De Beers, the world’s premiere diamond producers, was incorporated to control the majority of the world’s stones. Hence they were in a position to strangle, I mean, manage the supply, driving up price. But they did something else quite brilliant in 1947: the ‘A Diamond is Forever’ campaign. By convincing the world that diamonds were a symbol of eternal love, De Beers made sure that a diamond’s resale value would remain, ahem, rock bottom.
Then there’s the problem of blood diamonds, recently the subject of a Warner Brothers movie.

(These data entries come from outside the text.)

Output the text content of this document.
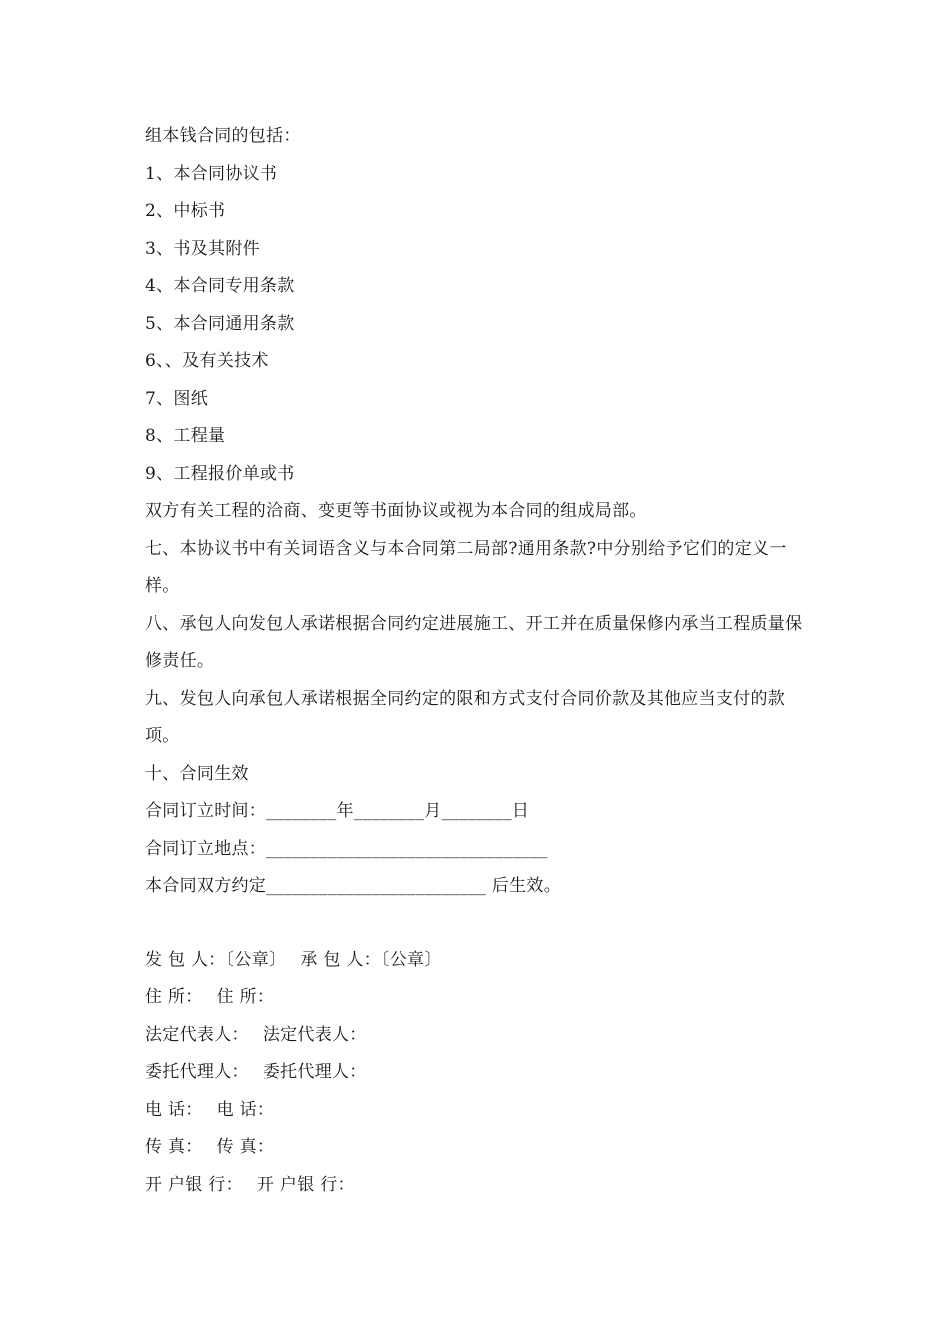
组本钱合同的包括：
1、本合同协议书
2、中标书
3、书及其附件
4、本合同专用条款
5、本合同通用条款
6、、及有关技术
7、图纸
8、工程量
9、工程报价单或书
双方有关工程的洽商、变更等书面协议或视为本合同的组成局部。
七、本协议书中有关词语含义与本合同第二局部?通用条款?中分别给予它们的定义一样。
八、承包人向发包人承诺根据合同约定进展施工、开工并在质量保修内承当工程质量保修责任。
九、发包人向承包人承诺根据全同约定的限和方式支付合同价款及其他应当支付的款项。
十、合同生效
合同订立时间：________年________月________日
合同订立地点：________________________________
本合同双方约定_________________________ 后生效。
发 包 人：〔公章〕 承 包 人：〔公章〕
住 所： 住 所：
法定代表人： 法定代表人：
委托代理人： 委托代理人：
电 话： 电 话：
传 真： 传 真：
开 户银 行： 开 户银 行：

As laid out by Amnesty and Global Witness, the problem of conflict diamonds isn’t going away [pdf link]. Diamond-fuelled wars are reportedly responsible for over 4 million deaths in Africa, as well as displacing many more people from their homes and livelihoods.
And in any case, earth-gotten diamonds will be made obsolete by increasingly-advanced methods of synthetic diamond production. A diamond, don’t forget, is simply carbon in a dazzling crystalline structure. And its electrical and industrial properties mean that the search for affordable synthetic diamonds will continue regardless of the effect on luxury goods markets.
In short: a diamond is a beautiful stone (though moissanite is prettier in every way) with a huge cost attached. For most couples, dropping a large amount of money on a ring so early in life is a major financial burden. Money causes more stress in relationships than just about anything else. And this is all to conform to a tradition that’s a mere 70 years old! (Not that older traditions are necessarily more worthwhile, I’m just saying that this ought to be one of the easier shackles to throw off.) If you’re buying a diamond, do it because you’re foolishly wealthy and can afford to splash out on silly sparkly things. As we move on up to Valentine’s Day, think about what love and commitment really mean to you; I hope it’s more than some overpriced hunk of rock.